Kumar alleged he was promised free treatment at the Broadwell hospital and free education at SHUATS if he converted—exactly like Sanjay Singh, Virendra Kumar and Satyapal, the three complainants against the Fatehpur church.
In an almost identical statement, another resident of Fatehpur’s Thariyaon village, Satish Chandra Srivastava, told the SIT that he “didn’t know the names of volunteers (who spoke about conversion) but can recognize them (if produced)”.
Locals said among the things World Vision gave them were a bar of soap, a mosquito net, goods required to set up a gumti (kiosk), biscuits and a tin drum to store foodgrain.
“Merely receiving eatables or household stuff from an NGO cannot be a sole reason or objective behind conversion,” said advocate Ahmed.
Referring to an individual’s right, under part 3 of the Indian Constitution (to freely profess, practise and propagate any religion), Ahmed said, “The anti-conversion law is only applicable to forced conversions, not consensual conversion.”

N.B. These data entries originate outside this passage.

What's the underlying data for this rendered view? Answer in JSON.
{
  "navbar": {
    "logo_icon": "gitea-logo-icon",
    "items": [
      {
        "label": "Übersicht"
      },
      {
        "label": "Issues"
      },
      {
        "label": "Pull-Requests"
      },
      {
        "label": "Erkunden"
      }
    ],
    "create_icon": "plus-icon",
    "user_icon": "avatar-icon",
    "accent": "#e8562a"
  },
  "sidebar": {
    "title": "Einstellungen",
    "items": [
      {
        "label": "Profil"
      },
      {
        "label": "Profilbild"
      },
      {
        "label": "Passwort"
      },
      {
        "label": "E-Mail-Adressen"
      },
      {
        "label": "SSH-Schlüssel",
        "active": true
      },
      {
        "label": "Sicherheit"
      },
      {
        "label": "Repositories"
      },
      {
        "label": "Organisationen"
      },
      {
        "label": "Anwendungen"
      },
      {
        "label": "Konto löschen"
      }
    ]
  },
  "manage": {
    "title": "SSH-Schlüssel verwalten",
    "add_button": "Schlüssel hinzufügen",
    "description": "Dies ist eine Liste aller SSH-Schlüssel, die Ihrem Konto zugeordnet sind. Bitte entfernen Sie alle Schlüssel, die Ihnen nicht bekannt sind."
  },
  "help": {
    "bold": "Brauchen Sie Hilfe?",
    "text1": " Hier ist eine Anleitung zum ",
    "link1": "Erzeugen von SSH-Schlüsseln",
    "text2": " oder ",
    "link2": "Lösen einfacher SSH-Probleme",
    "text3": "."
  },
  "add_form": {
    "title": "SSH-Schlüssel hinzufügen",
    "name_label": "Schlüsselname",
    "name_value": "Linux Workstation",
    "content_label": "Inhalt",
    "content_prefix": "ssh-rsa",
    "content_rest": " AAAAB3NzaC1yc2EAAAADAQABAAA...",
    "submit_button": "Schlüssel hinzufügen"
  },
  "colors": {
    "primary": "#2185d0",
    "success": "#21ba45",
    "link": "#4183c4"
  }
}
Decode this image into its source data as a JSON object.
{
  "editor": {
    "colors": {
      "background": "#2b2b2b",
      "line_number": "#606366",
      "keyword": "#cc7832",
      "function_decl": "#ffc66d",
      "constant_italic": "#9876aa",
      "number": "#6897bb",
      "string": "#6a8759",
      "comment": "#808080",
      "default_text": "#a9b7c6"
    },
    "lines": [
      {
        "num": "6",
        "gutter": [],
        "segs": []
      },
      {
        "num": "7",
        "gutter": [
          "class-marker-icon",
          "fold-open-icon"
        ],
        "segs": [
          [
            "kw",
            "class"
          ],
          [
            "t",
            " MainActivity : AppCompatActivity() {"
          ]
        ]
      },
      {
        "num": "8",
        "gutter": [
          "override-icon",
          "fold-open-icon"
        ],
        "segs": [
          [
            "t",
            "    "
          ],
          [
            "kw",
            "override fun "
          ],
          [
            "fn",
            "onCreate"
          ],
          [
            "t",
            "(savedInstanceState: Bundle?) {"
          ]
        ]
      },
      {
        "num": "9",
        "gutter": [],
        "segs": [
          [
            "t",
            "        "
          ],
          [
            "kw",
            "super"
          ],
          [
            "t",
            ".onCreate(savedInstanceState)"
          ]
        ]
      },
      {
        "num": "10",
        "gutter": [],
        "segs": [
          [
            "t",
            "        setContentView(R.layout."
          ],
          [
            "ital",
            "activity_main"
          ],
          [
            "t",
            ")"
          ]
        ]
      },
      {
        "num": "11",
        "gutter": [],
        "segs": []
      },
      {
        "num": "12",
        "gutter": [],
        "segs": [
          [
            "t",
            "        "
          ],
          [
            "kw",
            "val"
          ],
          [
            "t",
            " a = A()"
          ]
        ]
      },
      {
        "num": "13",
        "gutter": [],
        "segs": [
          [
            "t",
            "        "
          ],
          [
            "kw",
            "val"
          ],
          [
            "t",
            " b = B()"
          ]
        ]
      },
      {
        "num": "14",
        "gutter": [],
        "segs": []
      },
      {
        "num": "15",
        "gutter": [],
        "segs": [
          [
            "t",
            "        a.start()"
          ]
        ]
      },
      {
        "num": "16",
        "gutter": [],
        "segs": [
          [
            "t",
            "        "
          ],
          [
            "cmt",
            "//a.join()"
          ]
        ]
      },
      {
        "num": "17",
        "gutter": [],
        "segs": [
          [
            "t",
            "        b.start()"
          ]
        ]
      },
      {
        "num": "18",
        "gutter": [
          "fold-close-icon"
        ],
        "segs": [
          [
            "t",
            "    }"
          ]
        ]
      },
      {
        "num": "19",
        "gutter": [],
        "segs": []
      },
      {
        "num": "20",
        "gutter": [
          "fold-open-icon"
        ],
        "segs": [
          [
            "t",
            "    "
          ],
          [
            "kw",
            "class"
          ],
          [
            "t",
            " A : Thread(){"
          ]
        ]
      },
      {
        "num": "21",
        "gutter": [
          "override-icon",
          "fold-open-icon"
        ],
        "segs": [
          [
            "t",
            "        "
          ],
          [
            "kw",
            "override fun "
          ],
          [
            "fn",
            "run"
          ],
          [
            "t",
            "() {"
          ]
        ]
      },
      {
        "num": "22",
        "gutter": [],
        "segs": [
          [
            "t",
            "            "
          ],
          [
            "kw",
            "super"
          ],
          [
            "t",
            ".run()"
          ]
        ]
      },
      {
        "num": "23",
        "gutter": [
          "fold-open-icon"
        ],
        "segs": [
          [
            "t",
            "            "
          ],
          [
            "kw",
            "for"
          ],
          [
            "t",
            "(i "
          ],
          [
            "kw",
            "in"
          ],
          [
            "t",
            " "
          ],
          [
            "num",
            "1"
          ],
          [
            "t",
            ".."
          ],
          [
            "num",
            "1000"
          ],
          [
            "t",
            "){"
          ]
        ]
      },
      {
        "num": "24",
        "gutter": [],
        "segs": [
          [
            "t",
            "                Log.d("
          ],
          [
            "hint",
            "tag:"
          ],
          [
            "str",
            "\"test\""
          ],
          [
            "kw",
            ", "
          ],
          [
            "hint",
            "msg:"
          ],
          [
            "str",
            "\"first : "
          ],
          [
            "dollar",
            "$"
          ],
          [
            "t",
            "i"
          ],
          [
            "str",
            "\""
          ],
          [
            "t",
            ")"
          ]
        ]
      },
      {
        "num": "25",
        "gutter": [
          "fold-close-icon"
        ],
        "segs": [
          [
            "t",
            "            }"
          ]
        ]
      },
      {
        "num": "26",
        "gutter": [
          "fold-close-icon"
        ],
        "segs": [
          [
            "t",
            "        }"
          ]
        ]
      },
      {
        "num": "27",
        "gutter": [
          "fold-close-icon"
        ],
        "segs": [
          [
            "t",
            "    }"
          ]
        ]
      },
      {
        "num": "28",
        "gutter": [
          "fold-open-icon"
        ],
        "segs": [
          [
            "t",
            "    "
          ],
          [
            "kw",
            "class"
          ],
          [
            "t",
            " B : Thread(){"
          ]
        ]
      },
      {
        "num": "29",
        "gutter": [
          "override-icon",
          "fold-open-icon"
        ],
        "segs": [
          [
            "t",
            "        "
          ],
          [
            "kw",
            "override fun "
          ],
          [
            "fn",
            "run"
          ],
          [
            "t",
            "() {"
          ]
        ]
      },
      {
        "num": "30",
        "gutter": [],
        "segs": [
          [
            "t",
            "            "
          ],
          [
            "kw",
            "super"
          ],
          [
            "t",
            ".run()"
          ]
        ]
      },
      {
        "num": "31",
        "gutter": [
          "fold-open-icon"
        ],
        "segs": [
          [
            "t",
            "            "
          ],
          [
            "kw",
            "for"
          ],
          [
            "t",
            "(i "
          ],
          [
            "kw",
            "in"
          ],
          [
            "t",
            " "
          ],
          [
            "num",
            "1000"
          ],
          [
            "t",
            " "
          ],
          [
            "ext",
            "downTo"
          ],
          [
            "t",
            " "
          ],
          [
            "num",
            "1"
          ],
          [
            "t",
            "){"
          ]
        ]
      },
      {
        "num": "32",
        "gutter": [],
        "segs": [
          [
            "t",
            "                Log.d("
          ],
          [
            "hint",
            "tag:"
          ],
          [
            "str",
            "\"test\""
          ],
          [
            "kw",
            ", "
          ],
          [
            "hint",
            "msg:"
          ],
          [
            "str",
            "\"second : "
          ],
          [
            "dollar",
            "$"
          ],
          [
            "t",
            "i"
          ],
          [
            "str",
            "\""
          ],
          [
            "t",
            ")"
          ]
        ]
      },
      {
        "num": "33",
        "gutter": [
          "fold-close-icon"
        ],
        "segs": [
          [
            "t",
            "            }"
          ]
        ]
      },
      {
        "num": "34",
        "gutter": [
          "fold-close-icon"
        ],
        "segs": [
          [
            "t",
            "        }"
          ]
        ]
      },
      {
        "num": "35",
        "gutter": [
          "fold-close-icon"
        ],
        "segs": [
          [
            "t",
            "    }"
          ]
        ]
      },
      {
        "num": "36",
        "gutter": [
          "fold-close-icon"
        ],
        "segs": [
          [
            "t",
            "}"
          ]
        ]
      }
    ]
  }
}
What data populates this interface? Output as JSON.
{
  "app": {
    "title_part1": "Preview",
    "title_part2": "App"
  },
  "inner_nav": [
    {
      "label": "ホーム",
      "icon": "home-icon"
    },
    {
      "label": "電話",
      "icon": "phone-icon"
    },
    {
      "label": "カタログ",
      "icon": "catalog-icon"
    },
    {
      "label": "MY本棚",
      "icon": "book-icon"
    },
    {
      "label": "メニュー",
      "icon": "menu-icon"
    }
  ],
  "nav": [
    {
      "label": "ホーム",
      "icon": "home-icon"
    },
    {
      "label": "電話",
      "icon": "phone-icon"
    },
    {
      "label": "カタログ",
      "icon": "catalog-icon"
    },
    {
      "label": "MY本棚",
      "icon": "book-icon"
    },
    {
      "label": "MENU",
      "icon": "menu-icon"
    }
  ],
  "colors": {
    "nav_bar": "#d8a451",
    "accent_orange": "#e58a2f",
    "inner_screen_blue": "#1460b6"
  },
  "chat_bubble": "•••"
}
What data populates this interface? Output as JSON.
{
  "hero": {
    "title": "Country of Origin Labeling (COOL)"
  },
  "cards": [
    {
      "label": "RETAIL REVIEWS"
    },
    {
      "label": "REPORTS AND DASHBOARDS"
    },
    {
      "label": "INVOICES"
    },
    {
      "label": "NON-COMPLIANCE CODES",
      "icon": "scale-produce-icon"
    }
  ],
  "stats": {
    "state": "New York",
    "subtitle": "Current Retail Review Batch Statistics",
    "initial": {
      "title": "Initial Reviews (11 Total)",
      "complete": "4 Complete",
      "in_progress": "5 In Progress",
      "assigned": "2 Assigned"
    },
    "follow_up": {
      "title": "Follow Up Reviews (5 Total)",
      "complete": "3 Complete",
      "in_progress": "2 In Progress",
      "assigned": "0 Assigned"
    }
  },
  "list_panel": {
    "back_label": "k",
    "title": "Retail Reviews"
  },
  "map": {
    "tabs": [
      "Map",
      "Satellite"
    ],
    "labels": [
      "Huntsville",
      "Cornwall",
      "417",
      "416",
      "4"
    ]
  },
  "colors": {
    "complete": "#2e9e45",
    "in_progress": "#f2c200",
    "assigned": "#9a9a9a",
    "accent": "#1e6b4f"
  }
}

On the issue of whether such distribution of items would comprise a “quid pro quo”, former IPS officer Azad said, “As an investigation officer, if I find that a kiosk has been transferred by an NGO, I would certainly include it in the probe.”
But this could be done, Azad explained, “provided there are exact dates of meetings and the NGO has maintained record of such meetings”.
The SIT recorded such statements from 47 “labharthi”s (or beneficiaries) of the alleged conversions—locals who the police believed were “from Hindu religion and were offered allurement” by the representatives of World Vision India.
None of the labharthis said they were forced to convert to Christianity.
Yet, the SIT uses these vague statements, third party complaints and has little evidence that the four Christian-run institutions were forcibly converting locals to Christianity.
Prakash, counsel for the four institutions, said that the Christian community was being “targeted” by UP’s BJP government—“just like Muslims were targeted when (chief minister) Yogi (Adityanath) came to power in 2017”.